Training accuracy: 60%
Test accuracy: 58%
← Both low = Underfitting!
Visual
Data follows a curve, but model is a straight line:
│ ∙ ∙
│ ∙ ────────
│ ∙ (Too simple!)
│∙
└───────────
Signs of Underfitting
- Both training and test accuracy are low
- Model is too simple for the data
- High bias
The Sweet Spot
│
Error │╲
│ ╲ ╱ Test Error
│ ╲__╱
│ ╲
│ ╲____ Training Error
│
└────────────────
Model Complexity →
Underfit │ Just Right │ Overfit
Goal: Find the complexity where test error is minimized.
Bias vs Variance
This is the technical way to describe the tradeoff:
| High Bias | High Variance | |
|---|---|---|
| Meaning | Oversimplified | Overfit |
| Training error | High | Low |
| Test error | High | High |
| Model | Too simple | Too complex |
| Fix | More complexity | Less complexity |
Ideal: Low bias AND low variance (hard to achieve!)
How to Fix Overfitting
1. Get More Data
More examples = harder to memorize = must learn real patterns
2. Simplify the Model
# Reduce complexity
tree = DecisionTreeClassifier(max_depth=3) # Limit depth
model = LinearRegression() # Use simpler model
3. Regularization
Add penalty for complexity:
from sklearn.linear_model import Ridge, Lasso
# Ridge (L2) - shrinks coefficients
model = Ridge(alpha=1.0)
# Lasso (L1) - can zero out features
model = Lasso(alpha=1.0)
4. Dropout (Neural Networks)
Randomly ignore neurons during training.
5. Early Stopping
Stop training before the model starts overfitting.
# Monitor validation loss, stop when it starts increasing
6. Cross-Validation
Test on multiple splits to get reliable performance estimate.
How to Fix Underfitting
1. Add More Features
Give the model more information to work with.
2. Use a More Complex Model
# From linear to polynomial
from sklearn.preprocessing import PolynomialFeatures
poly = PolynomialFeatures(degree=3)
X_poly = poly.fit_transform(X)
# From decision tree to random forest
from sklearn.ensemble import RandomForestClassifier
3. Reduce Regularization
model = Ridge(alpha=0.01) # Less penalty
4. Train Longer
Give the model more time to learn.
Practical Checklist
□ Compare training vs validation accuracy
- Big gap → Overfitting
- Both low → Underfitting
- Small gap, both good → Just right!
□ Use cross-validation for reliable estimates
□ Start simple, add complexity gradually
□ Always have a held-out test set for final evaluation
Code Example: Detecting Overfitting
from sklearn.model_selection import learning_curve
import matplotlib.pyplot as plt
train_sizes, train_scores, val_scores = learning_curve(
model, X, y, cv=5,
train_sizes=np.linspace(0.1, 1.0, 10)
)
plt.plot(train_sizes, train_scores.mean(axis=1), label='Training')

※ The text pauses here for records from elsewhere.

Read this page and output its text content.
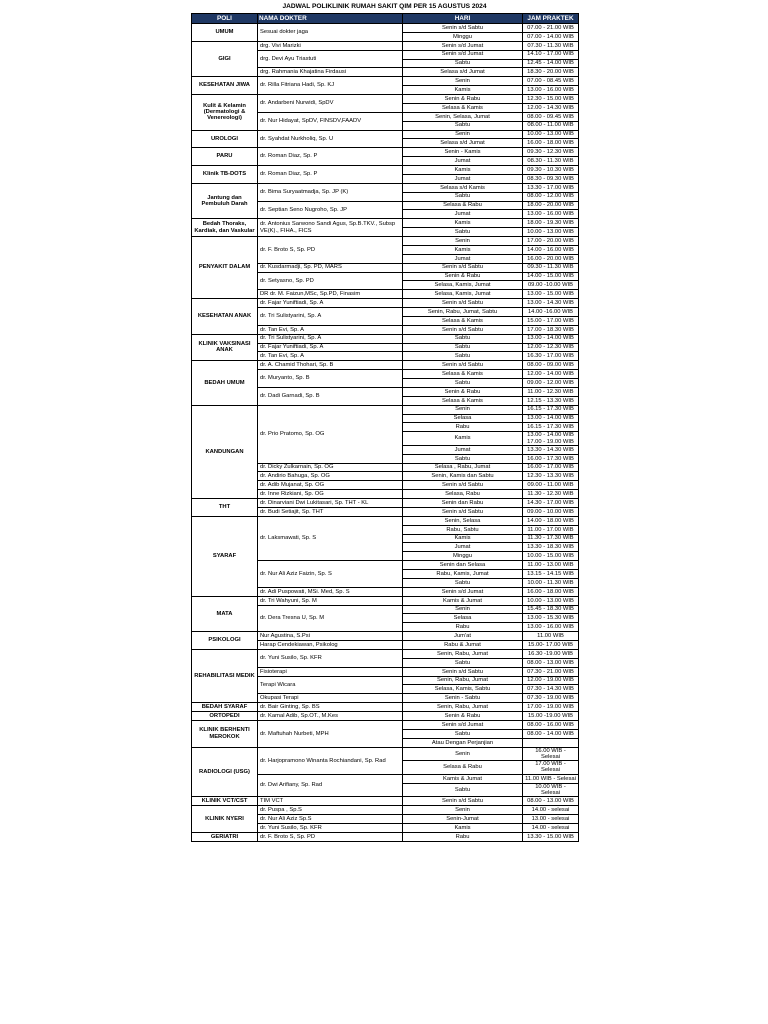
JADWAL POLIKLINIK RUMAH SAKIT QIM PER 15 AGUSTUS 2024
POLI	NAMA DOKTER	HARI	JAM PRAKTEK
UMUM	Sesuai dokter jaga	Senin s/d Sabtu	07.00 - 21.00 WIB
		Minggu	07.00 - 14.00 WIB
GIGI	drg. Vivi Marizki	Senin s/d Jumat	07.30 - 11.30 WIB
	drg. Devi Ayu Triastuti	Senin s/d Jumat	14.10 - 17.00 WIB
		Sabtu	12.45 - 14.00 WIB
	drg. Rahmania Khajatina Firdausi	Selasa s/d Jumat	18.30 - 20.00 WIB
KESEHATAN JIWA	dr. Rilla Fitriana Hadi, Sp. KJ	Senin	07.00 - 08.45 WIB
		Kamis	13.00 - 16.00 WIB
Kulit & Kelamin (Dermatologi & Venereologi)	dr. Andarbeni Nurwidi, SpDV	Senin & Rabu	12.30 - 15.00 WIB
		Selasa & Kamis	12.00 - 14.30 WIB
	dr. Nur Hidayat, SpDV, FINSDV,FAADV	Senin, Selasa, Jumat	08.00 - 09.45 WIB
		Sabtu	08.00 - 11.00 WIB
UROLOGI	dr. Syahdat Nurkholiq, Sp. U	Senin	10.00 - 13.00 WIB
		Selasa s/d Jumat	16.00 - 18.00 WIB
PARU	dr. Roman Diaz, Sp. P	Senin - Kamis	09.30 - 12.30 WIB
		Jumat	08.30 - 11.30 WIB
Klinik TB-DOTS	dr. Roman Diaz, Sp. P	Kamis	09.30 - 10.30 WIB
		Jumat	08.30 - 09.30 WIB
Jantung dan Pembuluh Darah	dr. Bima Suryaatmadja, Sp. JP (K)	Selasa s/d Kamis	13.30 - 17.00 WIB
		Sabtu	08.00 - 12.00 WIB
	dr. Septian Seno Nugroho, Sp. JP	Selasa & Rabu	18.00 - 20.00 WIB
		Jumat	13.00 - 16.00 WIB
Bedah Thoraks, Kardiak, dan Vaskular	dr. Antonius Sarwono Sandi Agus, Sp.B.TKV., Subsp VE(K)., FIHA., FICS	Kamis	18.00 - 19.30 WIB
		Sabtu	10.00 - 13.00 WIB
PENYAKIT DALAM	dr. F. Broto S, Sp. PD	Senin	17.00 - 20.00 WIB
		Kamis	14.00 - 16.00 WIB
		Jumat	16.00 - 20.00 WIB
	dr. Kusdarmadji, Sp. PD, MARS	Senin s/d Sabtu	09.30 - 11.30 WIB
	dr. Setyasno, Sp. PD	Senin & Rabu	14.00 - 15.00 WIB
		Selasa, Kamis, Jumat	09.00 -10.00 WIB
	DR dr. M. Faizun,MSc, Sp.PD, Finasim	Selasa, Kamis, Jumat	13.00 - 15.00 WIB
KESEHATAN ANAK	dr. Fajar Yuniftiadi, Sp. A	Senin s/d Sabtu	13.00 - 14.30 WIB
	dr. Tri Sulistyarini, Sp. A	Senin, Rabu, Jumat, Sabtu	14.00 -16.00 WIB
		Selasa & Kamis	15.00 - 17.00 WIB
	dr. Tan Evi, Sp. A	Senin s/d Sabtu	17.00 - 18.30 WIB
KLINIK VAKSINASI ANAK	dr. Tri Sulistyarini, Sp. A	Sabtu	13.00 - 14.00 WIB
	dr. Fajar Yuniftiadi, Sp. A	Sabtu	12.00 - 12.30 WIB
	dr. Tan Evi, Sp. A	Sabtu	16.30 - 17.00 WIB
BEDAH UMUM	dr. A. Chamid Thohari, Sp. B	Senin s/d Sabtu	08.00 - 09.00 WIB
	dr. Muryanto, Sp. B	Selasa & Kamis	12.00 - 14.00 WIB
		Sabtu	09.00 - 12.00 WIB
	dr. Dadi Garnadi, Sp. B	Senin & Rabu	11.00 - 12.30 WIB
		Selasa & Kamis	12.15 - 13.30 WIB
KANDUNGAN	dr. Prio Pratomo, Sp. OG	Senin	16.15 - 17.30 WIB
		Selasa	13.00 - 14.00 WIB
		Rabu	16.15 - 17.30 WIB
		Kamis	13.00 - 14.00 WIB 17.00 - 19.00 WIB
		Jumat	13.30 - 14.30 WIB
		Sabtu	16.00 - 17.30 WIB
	dr. Dicky Zulkarnain, Sp. OG	Selasa , Rabu, Jumat	16.00 - 17.00 WIB
	dr. Andirio Bahuga, Sp. OG	Senin, Kamis dan Sabtu	12.30 - 13.30 WIB
	dr. Adib Mujanat, Sp. OG	Senin s/d Sabtu	09.00 - 11.00 WIB
	dr. Inne Rizkiani, Sp. OG	Selasa, Rabu	11.30 - 12.30 WIB
THT	dr. Dinarviani Dwi Lukitasari, Sp. THT - KL	Senin dan Rabu	14.30 - 17.00 WIB
	dr. Budi Setiajit, Sp. THT	Senin s/d Sabtu	09.00 - 10.00 WIB
SYARAF	dr. Laksmawati, Sp. S	Senin, Selasa	14.00 - 18.00 WIB
		Rabu, Sabtu	11.00 - 17.00 WIB
		Kamis	11.30 - 17.30 WIB
		Jumat	13.30 - 18.30 WIB
		Minggu	10.00 - 15.00 WIB
	dr. Nur Ali Aziz Faizin, Sp. S	Senin dan Selasa	11.00 - 13.00 WIB
		Rabu, Kamis, Jumat	13.15 - 14.15 WIB
		Sabtu	10.00 - 11.30 WIB
	dr. Adi Puspowati, MSi. Med, Sp. S	Senin s/d Jumat	16.00 - 18.00 WIB
MATA	dr. Tri Wahyuni, Sp. M	Kamis & Jumat	10.00 - 13.00 WIB
	dr. Dera Tresna U, Sp. M	Senin	15.45 - 18.30 WIB
		Selasa	13.00 - 15.30 WIB
		Rabu	13.00 - 16.00 WIB
PSIKOLOGI	Nur Agustina, S.Psi	Jum'at	11.00 WIB
	Harap Cendekiawan, Psikolog	Rabu & Jumat	15.00- 17.00 WIB
REHABILITASI MEDIK	dr. Yuni Susilo, Sp. KFR	Senin, Rabu, Jumat	16.30 -19.00 WIB
		Sabtu	08.00 - 13.00 WIB
	Fisioterapi	Senin s/d Sabtu	07.30 - 21.00 WIB
	Terapi Wicara	Senin, Rabu, Jumat	12.00 - 19.00 WIB
		Selasa, Kamis, Sabtu	07.30 - 14.30 WIB
	Okupasi Terapi	Senin - Sabtu	07.30 - 19.00 WIB
BEDAH SYARAF	dr. Bair Ginting, Sp. BS	Senin, Rabu, Jumat	17.00 - 19.00 WIB
ORTOPEDI	dr. Kamal Adib, Sp.OT., M.Kes	Senin & Rabu	15.00 -19.00 WIB
KLINIK BERHENTI MEROKOK	dr. Maftuhah Nurbeti, MPH	Senin s/d Jumat	08.00 - 16.00 WIB
		Sabtu	08.00 - 14.00 WIB
		Atau Dengan Perjanjian	
RADIOLOGI (USG)	dr. Harjopramono Winanta Rochiandani, Sp. Rad	Senin	16.00 WIB - Selesai
		Selasa & Rabu	17.00 WIB - Selesai
	dr. Dwi Arifiany, Sp. Rad	Kamis & Jumat	11.00 WIB - Selesai
		Sabtu	10.00 WIB - Selesai
KLINIK VCT/CST	TIM VCT	Senin s/d Sabtu	08.00 - 13.00 WIB
KLINIK NYERI	dr. Puspa , Sp.S	Senin	14.00 - selesai
	dr. Nur Ali Aziz Sp.S	Senin-Jumat	13.00 - selesai
	dr. Yuni Susilo, Sp. KFR	Kamis	14.00 - selesai
GERIATRI	dr. F. Broto S, Sp. PD	Rabu	13.30 - 15.00 WIB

plt.plot(train_sizes, val_scores.mean(axis=1), label='Validation')
plt.xlabel('Training Size')
plt.ylabel('Score')
plt.legend()
plt.title('Learning Curve')
plt.show()
If lines converge = Good fit
If big gap = Overfitting
If both low = Underfitting
Key Takeaway
Overfitting: "I memorized the textbook but can't answer new questions"
Underfitting: "I barely studied and can't answer any questions"
Good fit: "I understood the concepts and can apply them"
Always validate on unseen data. Training accuracy lies!